Calix[6]arene derivatives as tools to tune the properties of their bound guests

This PhD dissertation focuses on the potentiality of host-guest chemistry as tool to modulate the physical and chemical properties of chemical species through intermolecular interactions. Initially, the ability of tris(N-phenylureido) calix[6]arene hosts to enhance the reactivity of threaded N-alkyl-pyridylpyridinium salts towards nucleophilic substitutions, was exploited to obtain sophisticated molecular architectures. In particular, [3]rotaxanes composed by two non-palindrome calix[6]arene hosts and a threaded bisviologen-based dumbbell, may exist in three different orientational isomers.
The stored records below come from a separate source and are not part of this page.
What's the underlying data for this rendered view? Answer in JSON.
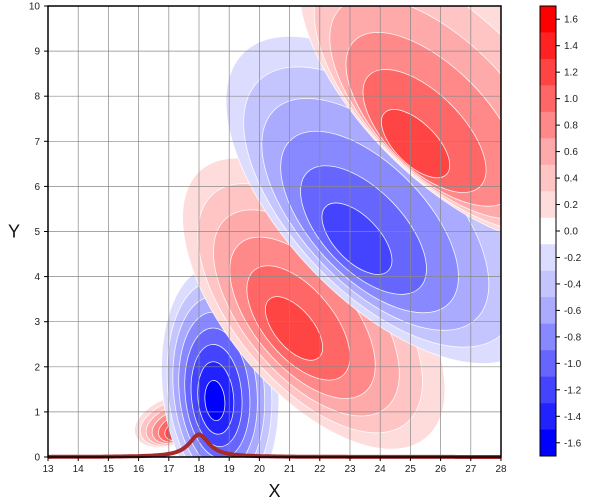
{
  "chart_data": {
    "type": "heatmap",
    "title": "",
    "xlabel": "X",
    "ylabel": "Y",
    "xlim": [
      13,
      28
    ],
    "ylim": [
      0,
      10
    ],
    "x_ticks": [
      "13",
      "14",
      "15",
      "16",
      "17",
      "18",
      "19",
      "20",
      "21",
      "22",
      "23",
      "24",
      "25",
      "26",
      "27",
      "28"
    ],
    "y_ticks": [
      "0",
      "1",
      "2",
      "3",
      "4",
      "5",
      "6",
      "7",
      "8",
      "9",
      "10"
    ],
    "grid": true,
    "colorbar": {
      "levels": [
        -1.6,
        -1.4,
        -1.2,
        -1.0,
        -0.8,
        -0.6,
        -0.4,
        -0.2,
        0.0,
        0.2,
        0.4,
        0.6,
        0.8,
        1.0,
        1.2,
        1.4,
        1.6
      ],
      "labels": [
        "1.6",
        "1.4",
        "1.2",
        "1.0",
        "0.8",
        "0.6",
        "0.4",
        "0.2",
        "0.0",
        "-0.2",
        "-0.4",
        "-0.6",
        "-0.8",
        "-1.0",
        "-1.2",
        "-1.4",
        "-1.6"
      ],
      "colors": [
        "#0000ff",
        "#2222ff",
        "#4444ff",
        "#6666ff",
        "#8888ff",
        "#aaaaff",
        "#c4c4ff",
        "#dcdcff",
        "#ffffff",
        "#ffdcdc",
        "#ffc4c4",
        "#ffaaaa",
        "#ff8888",
        "#ff6666",
        "#ff4444",
        "#ff2222",
        "#ff0000"
      ]
    },
    "lobes": [
      {
        "sign": 1,
        "x": 17.2,
        "y": 0.8,
        "peak": 1.6
      },
      {
        "sign": -1,
        "x": 18.7,
        "y": 1.6,
        "peak": 1.6
      },
      {
        "sign": 1,
        "x": 21.8,
        "y": 3.4,
        "peak": 1.2
      },
      {
        "sign": -1,
        "x": 24.2,
        "y": 5.7,
        "peak": 1.2
      },
      {
        "sign": 1,
        "x": 26.5,
        "y": 8.2,
        "peak": 1.2
      }
    ],
    "terrain": {
      "name": "mountain",
      "x0": 18.0,
      "height": 0.5,
      "width": 0.4,
      "color": "#a52a2a"
    }
  }
}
The supramolecular assisted approach allowed to obtain all the possible orientational isomers of the [3]rotaxanes with good yields and high control on the reciprocal orientation of the components. Then, the synthesis of a two-stations-two-gates oriented catenane was carried out to examine the possibility to use this MIM as a prototype of a unidirectional rotatory molecular motor. A further significant study explored the influence of the complexation inside a tris(N-phenylureido)-calix[6]arene host on the spectroscopic behavior of stilbazolium salts, particularly focusing on the role played by the orientation of these guests inside the cavity. Lastly, the properties of new bis(N-phenylureido)- and bis(N-phenylthioureido)-calix[6]arene hosts were investigated. The impact of the modification of the number/type and geometrical arrangement of the functional groups at the upper rim on the conformation and complexation ability of the hosts was investigated.